魚を釣り上げる彼を見ながら、この間ほんの少しだけ話した時のことを思い返す。天の声と称して、面と向かってではなかったけれど、あれは幸せなひと時だった。彼が竿を落として、私がそれを拾って。帰り道の彼の晴れやかな顔が眩しくて……。
今日はもう十分だ。帰ろう。そう自分に言い聞かせているにもかかわらず、身体は素直に帰ろうとしない。もうちょっと。もうちょっとだけここにいたい。あの腕に抱かれたら、あの手で撫でられたら、あの体を抱きすくめられたならどんなに幸せだろう。

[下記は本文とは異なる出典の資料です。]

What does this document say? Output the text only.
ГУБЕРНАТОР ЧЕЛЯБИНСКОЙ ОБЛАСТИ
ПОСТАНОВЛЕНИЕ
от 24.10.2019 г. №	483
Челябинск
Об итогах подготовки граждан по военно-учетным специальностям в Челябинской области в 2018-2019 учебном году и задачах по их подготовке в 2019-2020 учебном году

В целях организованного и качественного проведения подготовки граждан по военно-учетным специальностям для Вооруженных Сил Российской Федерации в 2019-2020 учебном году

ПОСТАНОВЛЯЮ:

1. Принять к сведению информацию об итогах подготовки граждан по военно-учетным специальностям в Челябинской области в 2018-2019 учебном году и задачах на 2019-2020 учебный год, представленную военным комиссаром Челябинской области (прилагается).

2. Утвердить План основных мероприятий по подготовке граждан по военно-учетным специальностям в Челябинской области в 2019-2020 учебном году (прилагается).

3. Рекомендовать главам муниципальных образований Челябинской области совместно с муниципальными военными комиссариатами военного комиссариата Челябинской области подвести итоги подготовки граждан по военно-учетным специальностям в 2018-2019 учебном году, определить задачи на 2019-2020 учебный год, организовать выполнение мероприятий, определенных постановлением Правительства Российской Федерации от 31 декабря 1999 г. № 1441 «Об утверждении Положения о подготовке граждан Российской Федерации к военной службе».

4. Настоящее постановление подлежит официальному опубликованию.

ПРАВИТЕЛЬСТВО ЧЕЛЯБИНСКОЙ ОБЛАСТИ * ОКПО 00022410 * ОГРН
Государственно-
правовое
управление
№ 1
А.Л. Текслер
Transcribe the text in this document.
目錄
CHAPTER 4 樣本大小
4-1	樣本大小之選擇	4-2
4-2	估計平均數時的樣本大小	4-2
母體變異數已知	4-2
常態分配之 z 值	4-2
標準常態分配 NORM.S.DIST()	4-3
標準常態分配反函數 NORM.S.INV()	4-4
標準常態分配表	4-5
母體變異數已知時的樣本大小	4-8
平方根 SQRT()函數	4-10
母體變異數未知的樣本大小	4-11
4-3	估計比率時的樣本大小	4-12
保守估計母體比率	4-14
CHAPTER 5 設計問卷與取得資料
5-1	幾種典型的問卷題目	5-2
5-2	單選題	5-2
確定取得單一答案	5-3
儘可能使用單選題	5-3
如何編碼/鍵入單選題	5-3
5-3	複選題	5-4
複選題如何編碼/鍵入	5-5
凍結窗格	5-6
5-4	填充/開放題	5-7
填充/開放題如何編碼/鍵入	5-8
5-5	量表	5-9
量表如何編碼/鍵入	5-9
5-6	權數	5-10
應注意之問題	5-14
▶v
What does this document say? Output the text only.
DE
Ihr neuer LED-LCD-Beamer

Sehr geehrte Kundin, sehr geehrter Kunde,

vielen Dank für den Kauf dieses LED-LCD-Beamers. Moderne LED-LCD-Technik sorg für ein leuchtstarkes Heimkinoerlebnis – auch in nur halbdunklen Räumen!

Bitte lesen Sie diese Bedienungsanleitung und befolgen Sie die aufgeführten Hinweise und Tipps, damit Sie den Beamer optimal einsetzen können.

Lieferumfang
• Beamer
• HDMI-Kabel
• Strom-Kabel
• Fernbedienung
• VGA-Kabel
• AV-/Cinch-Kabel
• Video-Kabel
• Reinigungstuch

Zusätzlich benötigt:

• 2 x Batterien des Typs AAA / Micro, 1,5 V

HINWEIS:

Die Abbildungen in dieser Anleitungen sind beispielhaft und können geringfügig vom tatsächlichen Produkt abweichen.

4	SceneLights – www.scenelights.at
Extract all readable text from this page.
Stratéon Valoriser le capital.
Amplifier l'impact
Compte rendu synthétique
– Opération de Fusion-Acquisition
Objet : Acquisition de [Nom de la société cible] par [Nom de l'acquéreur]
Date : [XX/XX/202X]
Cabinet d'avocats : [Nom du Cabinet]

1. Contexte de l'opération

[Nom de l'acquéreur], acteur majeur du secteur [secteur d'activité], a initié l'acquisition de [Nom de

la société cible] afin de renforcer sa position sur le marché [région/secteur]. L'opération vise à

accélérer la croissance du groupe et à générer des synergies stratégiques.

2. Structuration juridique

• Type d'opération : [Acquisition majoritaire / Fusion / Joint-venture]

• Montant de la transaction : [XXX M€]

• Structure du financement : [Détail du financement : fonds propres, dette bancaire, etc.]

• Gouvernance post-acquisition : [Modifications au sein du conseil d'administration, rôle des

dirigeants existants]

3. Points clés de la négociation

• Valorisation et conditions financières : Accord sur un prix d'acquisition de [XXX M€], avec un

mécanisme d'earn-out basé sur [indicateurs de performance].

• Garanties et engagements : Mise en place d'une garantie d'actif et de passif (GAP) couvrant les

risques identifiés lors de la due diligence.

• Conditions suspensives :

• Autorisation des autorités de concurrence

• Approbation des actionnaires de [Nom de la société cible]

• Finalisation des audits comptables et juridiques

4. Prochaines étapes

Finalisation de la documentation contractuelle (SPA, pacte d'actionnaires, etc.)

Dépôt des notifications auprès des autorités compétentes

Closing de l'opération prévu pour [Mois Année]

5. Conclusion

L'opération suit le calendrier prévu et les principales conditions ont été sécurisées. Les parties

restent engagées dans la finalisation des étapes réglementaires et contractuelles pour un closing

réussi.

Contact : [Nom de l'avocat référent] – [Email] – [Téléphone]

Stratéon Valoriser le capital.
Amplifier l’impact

ほんの一回、ちょっとした言葉を交わしただけなのに、どうしてあの人のことがこんなにも……好きなのだろう。
「……好き」
ちょっと言ってみただけ。ホントに小さな声だったのに、彼がこっちに振り向いた。反射的に私は水の中に飛び込んで身を隠す。まさか聞こえてた? そんなはずは……。
胸の鼓動が早くなる。今にも爆発しそうなほどに。彼とおしゃべりしたい。お出かけしたい。お食事したい……襲いたい。
衝動を振り払うべく、水の中をデタラメに泳ぎ回る。底に頭をぶつけたりして落ち着いたかと思うとふっと彼の顔がよぎって、また衝動が走り出す。せめて声をかけたい。でも嫌われるのは怖い。それに今の調子だとうまく話せず欲求のままに襲いかかってしまうから。こういう時は嫌な記憶を呼び起こして強制的にクールダウンさせるに限る。
恐い。私を怖がる人間が恐い。
恐い。私を忌み嫌う魔物が恐い。
恐い。こわがられるのが、恐い。
恐がられたって死ぬ訳じゃない。終わりじゃない。それはわかってる。終わらないからこそ、こわい。